Este tipo de pedagogía se puede emplear en caso de niños que tienen baja autoestima, en situaciones de niños que son nuevos y se incorporan dentro de un aula donde ya se encuentran otros niños. También se puede aplicar en aulas donde haya niños con necesidades especiales (NEE) que necesiten integración escolar. Por último sugerimos este tipo de pedagogía en situaciones de acoso o bullying escolar.
Esta pedagogía no necesita palabras tan solo gestos, miradas cálidas, risas cómplices, sencillez, espontaneidad; no requiere de grandes discursos, solo se trata de empatizar con los otros, esta ternura se aprende, modela, construye en el dialogo interpersonal.
Todo lo que me gusta de ti:
En círculo iremos diciendo todas las cosas buenas que tiene el pequeñín que está al centro, al finalizar todos con sus aportes le daremos un gran aplauso y abrazo grupal, podemos trabajar 1 ó 2 niños por día.
No puede haber pedagogía del Amor si no amamos lo que hacemos; si no tenemos ese inmenso amor por nuestra profesión y si no estamos convencidas del impacto de todo lo que hacemos frente al aula, día con día.
El amor no se fija en las carencias del alumno sino más bien, en sus talentos y potencialidades. Educar con cariño, con sensibilidad, para alimentar la autoestima, sanar las heridas y
superar los complejos de inferioridad o incapacidad. Es una pedagogía que evita herir, comparar, discriminar por motivos religiosos, raciales, físicos, sociales o culturales
Este método en exceso puede resultar contraproducente en casos de niños con una autoestima muy elevada, con problemas de personalidad pedante o egocéntrica extrema.
Un niño feliz no sólo es más alegre y tranquilo, sino que es más susceptible de ser educado, porque la felicidad le hace creer que el mundo no es un lugar sombrío, hecho sólo para su mal, sino un lugar en el que merece la pena estar, por extraño que pueda parecer muchas veces. Y no creo que haya una manera mejor de educar a un niño que hacer que se sienta querido. Y el amor es básicamente tratar de ponerse en su lugar. Querer saber lo que los niños son. No es una tarea sencilla, al menos para muchos adultos.

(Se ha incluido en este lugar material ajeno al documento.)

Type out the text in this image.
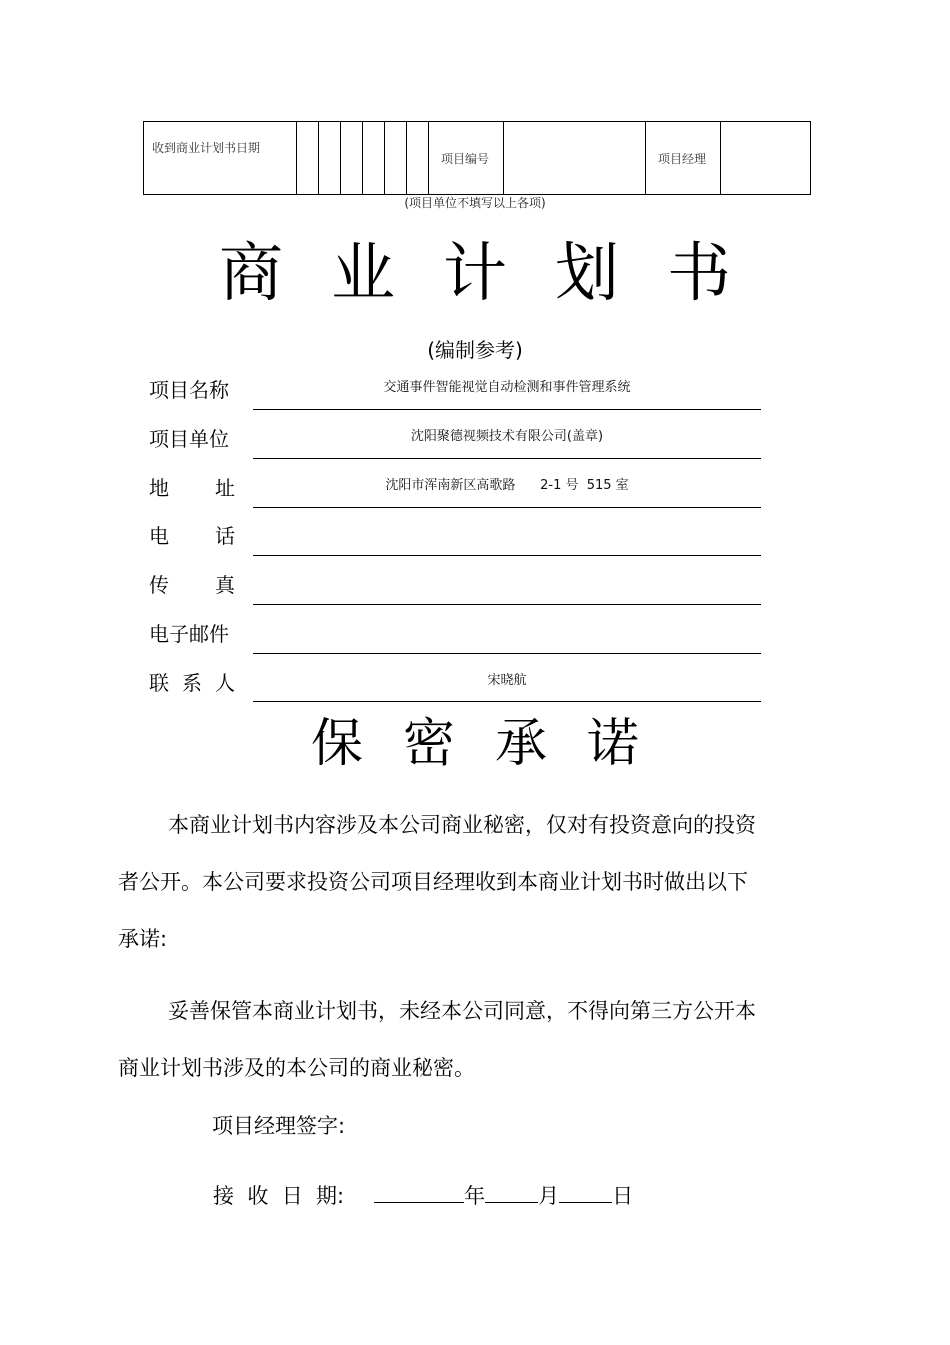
收到商业计划书日期							项目编号		项目经理	
(项目单位不填写以上各项)
商 业 计 划 书
(编制参考)
项目名称	交通事件智能视觉自动检测和事件管理系统
项目单位	沈阳聚德视频技术有限公司(盖章)
地 址	沈阳市浑南新区高歌路      2-1 号  515 室
电 话
传 真
电子邮件
联 系 人	宋晓航
保 密 承 诺

本商业计划书内容涉及本公司商业秘密，仅对有投资意向的投资者公开。本公司要求投资公司项目经理收到本商业计划书时做出以下承诺:

妥善保管本商业计划书，未经本公司同意，不得向第三方公开本商业计划书涉及的本公司的商业秘密。

项目经理签字:
接  收  日  期:	年	月	日
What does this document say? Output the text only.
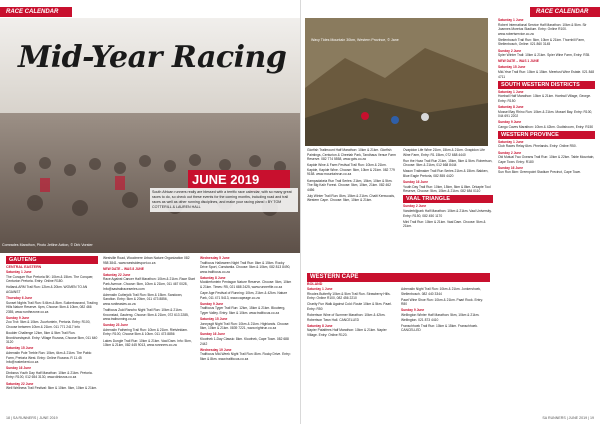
RACE CALENDAR
Mid-Year Racing
JUNE 2019
South African runners really are blessed with a terrific race calendar, with so many great races to do, so check out these events for the coming months, including road and trail races as well as other running disciplines, and make your racing plans! • BY TOM COTTERILL & LAUREN HALL
Comrades Marathon, Photo Jetline Action, © Dirk Vorster
GAUTENG
CENTRAL EASTERN
Saturday 1 June
The Conquer Run Pretoria 5K: 10km & 15km. The Conquer, Centurion Pretoria. Entry: Online R180.
Holland-ARM Trail Run: 12km & 20km. WOMEN TO AN AGAINST
Thursday 6 June
Sunset Nights Trail Run: 5.6km & 8km. Suikerbosrand, Trading Hills Nature Reserve. 6pm, Choose: 5km & 10km, 082 466 2355, www.runthezone.co.za
Sunday 9 June
Zoo Trot: 5km & 10km. Zuurfontein, Pretoria. Entry: R100, Choose between 10km & 21km. 011 771 2417 Info
Boulder Challenge 12km, 5km & 5km Trail Run. Bronkhorstspruit. Entry: Village Rozana, Choose 5km, 011 640 3120
Saturday 15 June
Adrenalin Pole Treble Run: 10km, 6km & 21km. The Pablo Farm, Pretoria West. Entry: Online Rozana. R 11.45 Info@rosterkent.co.za
Sunday 16 June
Dinksrus Youth Day Half Marathon: 10km & 21km. Pretoria. Entry: R100, 012 654 3130, www.dinksrus.co.za
Saturday 22 June
Well Wellness Trail Festival: 5km & 10km. 5km, 10km & 21km.
Westville Road, Woodmere Urban Nature Organization 082 958 3841. www.westsidesport.co.za
NEW DATE – WAS 8 JUNE
Saturday 22 June
Race Against Cancer Half Marathon: 10km & 21km. Race Start Park Avenue. Choose: 5km, 10km & 21km, 011 467 0028, Info@sastrailraceseries.com
Adrenalin Cutlerjolk Trail Run: 5km & 15km. Sandown, Sandton. Entry: 5km & 20km, 011 473 8856, www.runiteasies.co.za
Trailfocus Zuid Rancho Night Trail Run: 10km & 21km. Kroonstad, Gauteng. Choose: 5km & 21km, 072 613 2285, www.trailrunning.co.za
Sunday 23 June
Adrenalin Fathering Trail Run: 10km & 21km. Rietvleidam. Entry: R100, Choose 5km & 10km. 011 473 8856
Lakes Dungle Trail Run: 10km & 21km. Vaal Dam. Info: 5km, 10km & 21km, 082 445 9013, www.runnners.co.za
Wednesday 5 June
Trailfocus Halloween Night Trail Run: 8km & 15km. Rocky Drive Sport, Constantia. Choose: 5km & 10km, 082 813 8490, www.trailfocus.co.za
Saturday 8 June
Modderfontein Pentagon Nature Reserve. Choose: 5km, 10km & 21km. Times: R5, 021 688 2425, www.runnerfile.co.za
Cape Age Festival of Running: 10km, 21km & 42km. Nature Park, 011 471 5413, www.capeage.co.za
Sunday 9 June
Trailfocus Tyger Trail Run: 12km, 15km & 21km. Blouberg, Tyger Valley. Entry: 5km & 10km. www.trailfocus.co.za
Saturday 15 June
Jonnysgit Night Trail Run: 10km & 21km. Highlands. Choose: 5km, 10km & 21km. 0839 7221, www.nightrun.co.za
Sunday 16 June
Kloofnek 1-Day Classic: 8km. Kloofnek, Cape Town. 082 688 2442
Wednesday 19 June
Trailfocus Mid-Week Night Trail Run: 8km. Rocky Drive. Entry: 5km & 8km. www.trailfocus.co.za
18 | SA RUNNERS | JUNE 2019
RACE CALENDAR
Wavy Tides Mountain 30km, Western Province, © Jane
Glorfish Trailmount Half Marathon: 10km & 21km. Glorfish Paintings, Centurion & Cheetah Park, Tandhaus Venue Farm Reserve. 082 774 5558, www.gcts.co.za
Kapide Wine & Farm Festival Trail Run: 10km & 21km. Kapide, Kapide Wine. Choose: 5km, 10km & 21km. 082 779 9158. www.mountainrun.co.za
Kampadakeia Run Trail Series: 21km, 15km, 10km & 5km. The Big Kaiir Forest. Choose: 5km, 10km, 21km. 082 462 4456
July Winter Trail Run: 8km, 15km & 21km. Chaiti Kenwoods, Western Cape. Choose: 5km, 10km & 21km.
Ovapidon Life Wine 21km, 15km & 21km. Ovapidon Life Wine Farm, Entry: R1 15km, 072 688 4440
Run the Hoax Trail Run 21km, 15km, 5km & 5km. Robertson, Choose: 5km & 21km, 012 668 8444
Mason Trailmaker Trail Run Series 21km & 15km. Bakken, Blue Eagle Pretoria, 082 855 4420
Sunday 16 June
Youth Day Trail Run: 10km, 15km, 5km & 8km. Drkapte Tool Reserve, Choose: 5km, 10km & 21km. 082 684 0110
VAAL TRIANGLE
Sunday 2 June
Vanderbijlpark Half Marathon: 10km & 21km. Vaal University. Entry: R150, 082 450 1170
Mini Trail Run: 10km & 21km. Vaal Dam. Choose: 5km & 21km.
Saturday 1 June
Robert International Service Half Marathon: 10km & 5km. Sir Joannes Moretus Stadium. Entry: Online R100. www.robertservice.co.za
Stellenbosch Trail Run: 5km, 10km & 21km. Thornhill Farm, Stellenbosch, Online: 021 860 3145
Sunday 2 June
Spier Winter Trail: 10km & 21km. Spier Wine Farm, Entry: R35.
NEW DATE – WAS 1 JUNE
Saturday 15 June
Mid-Year Trail Run: 10km & 15km. Meerlust Wine Estate. 021 848 4711
SOUTH WESTERN DISTRICTS
Saturday 1 June
Hoekwil Half Marathon: 10km & 21km. Hoekwil Village, George. Entry: R150
Saturday 8 June
Mossel Bay Rhino Run: 10km & 21km. Mossel Bay. Entry: R100, 044 691 2202
Sunday 9 June
Cango Caves Marathon: 10km & 42km. Oudtshoorn, Entry: R150
WESTERN PROVINCE
Saturday 1 June
Club Races Relay 6km. Pinelands. Entry: Online R50.
Sunday 2 June
Old Mutual Two Oceans Trail Run: 10km & 22km. Table Mountain, Cape Town. Entry: R180
Sunday 16 June
Sun Run 8km: Greenpoint Stadium Precinct, Cape Town.
WESTERN CAPE
BOLAND
Saturday 1 June
Rhodes Butterfly 10km & 5km Trail Run. Strawberry Hills. Entry: Online R100, 082 456 2210
Charity Fun Walk Against Cold: Route 10km & 5km. Paarl. Entry: R50
Robertson Wine of Summer Marathon: 10km & 42km. Robertson Town Hall. CANCELLED
Saturday 8 June
Napier Patatfees Half Marathon: 10km & 21km. Napier Village. Entry: Online R120.
Adrenalin Night Trail Run: 10km & 21km. Jonkershoek, Stellenbosch. 082 440 3344
Paarl Wine Shoe Run: 10km & 21km. Paarl Rock. Entry: R80
Sunday 9 June
Wellington Winter Half Marathon: 5km, 10km & 21km. Wellington. 021 873 4410
Franschhoek Trail Run: 10km & 15km. Franschhoek. CANCELLED
SA RUNNERS | JUNE 2019 | 19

Por eso prefiero a los padres consentidores que a los que se empeñan en decirles en todo momento a sus hijos lo que deben hacer, o a los que no se preocupan para nada de ellos. Consentir significa mimar, ser indulgente, pero también, otorgar, obligarse. Querer para el que amamos el bien. Tiene sus peligros, pero creo que éstos son menos letales que los peligros del rigor o de la indiferencia”.